Drywall – Also known as Sheetrock, gypsum board and wall board is a common building material used for covering the framing of interior walls and ceilings. Modern drywall evolved as a faster and easier method of finishing interior walls and ceilings than lath and plaster, the use of which declined sharply in the 1950s. Drywall panels consist of a gypsum plaster core between two thick sheets of paper and are manufactured in 48″ inch wide by 96 inch, 120 inch and 144 inch lengths with thicknesses ranging from 1/4 inch to 3/4 inch, in quarter inch increments. The longer sides of each panel are beveled which creates a thinned down area at the seams where the panels join. The thinned area facilitates a flatter wall when the drywall is finished.

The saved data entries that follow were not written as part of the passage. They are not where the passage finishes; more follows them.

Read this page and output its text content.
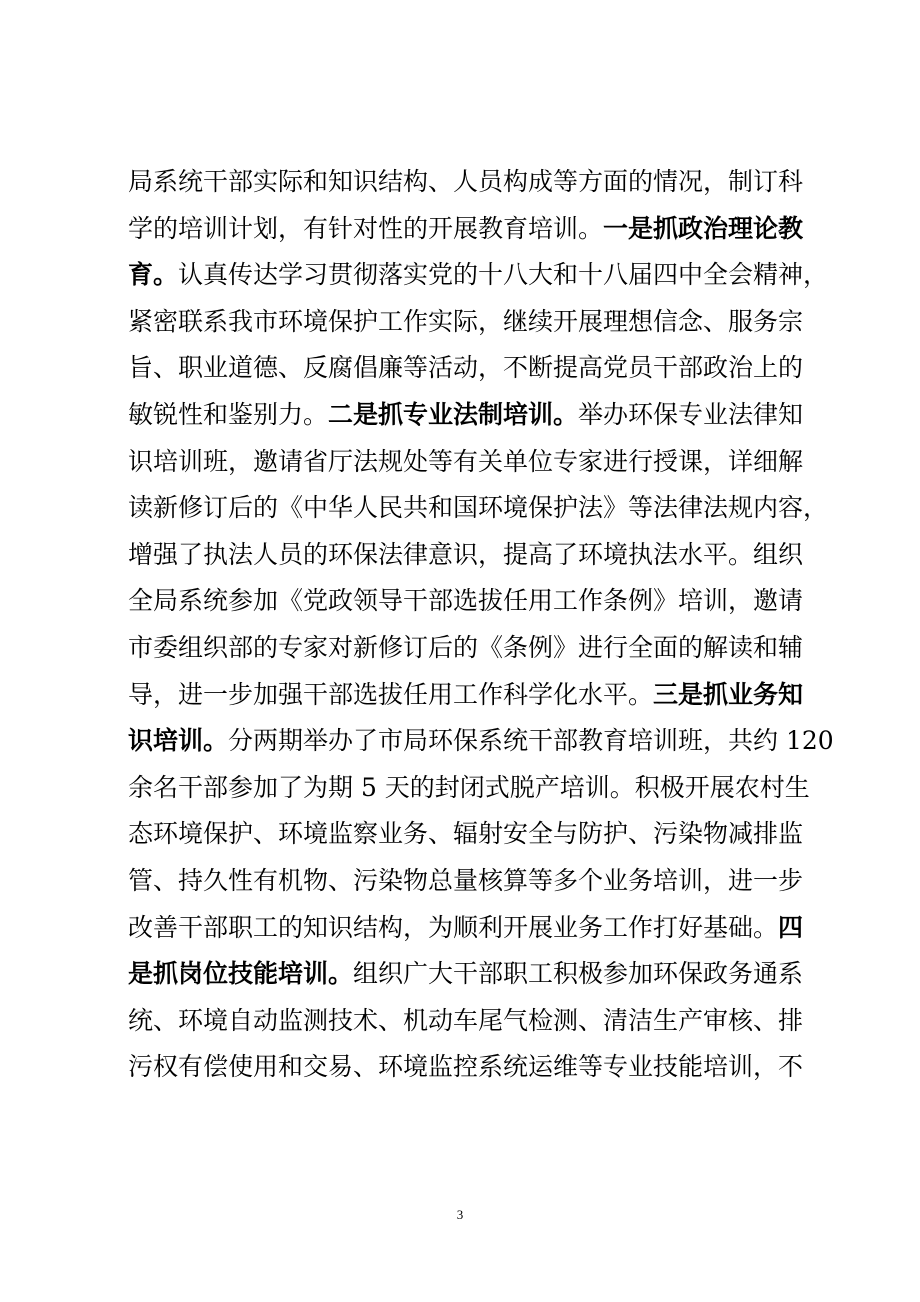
局系统干部实际和知识结构、人员构成等方面的情况，制订科
学的培训计划，有针对性的开展教育培训。一是抓政治理论教
育。认真传达学习贯彻落实党的十八大和十八届四中全会精神，
紧密联系我市环境保护工作实际，继续开展理想信念、服务宗
旨、职业道德、反腐倡廉等活动，不断提高党员干部政治上的
敏锐性和鉴别力。二是抓专业法制培训。举办环保专业法律知
识培训班，邀请省厅法规处等有关单位专家进行授课，详细解
读新修订后的《中华人民共和国环境保护法》等法律法规内容，
增强了执法人员的环保法律意识，提高了环境执法水平。组织
全局系统参加《党政领导干部选拔任用工作条例》培训，邀请
市委组织部的专家对新修订后的《条例》进行全面的解读和辅
导，进一步加强干部选拔任用工作科学化水平。三是抓业务知
识培训。分两期举办了市局环保系统干部教育培训班，共约 120
余名干部参加了为期 5 天的封闭式脱产培训。积极开展农村生
态环境保护、环境监察业务、辐射安全与防护、污染物减排监
管、持久性有机物、污染物总量核算等多个业务培训，进一步
改善干部职工的知识结构，为顺利开展业务工作打好基础。四
是抓岗位技能培训。组织广大干部职工积极参加环保政务通系
统、环境自动监测技术、机动车尾气检测、清洁生产审核、排
污权有偿使用和交易、环境监控系统运维等专业技能培训，不
3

Drywall panels are secured to the wall or ceiling framing with glue, nails or screws, with the later two driven to a depth just below the panel face. Once installed the panels must be finished to achieve a smooth surface ready to accept paint or wall paper. Finishing is accomplished by spreading joint compound over the seams where the panels meet. Paper or fiberglass mesh tape is embedded in the joint compound while it is still pliable; once dried, the tape helps eliminate cracks in the finished joint from thermal movement or minor structural settling. Joint compound is also applied over the recessed nails or screws and any other defects in the surface of the panels. After the joint compound has completely dried, it is sanded smooth. The process of applying and sanding the joint compound is repeated until all blemishes are eliminated, rendering the drywall ready for paint or wall paper.
In addition to general purpose use, drywall is manufactured with moisture resistant properties for use in areas of high humidity and additional fire resistant properties for use in areas where controlling the spread of fire is critical.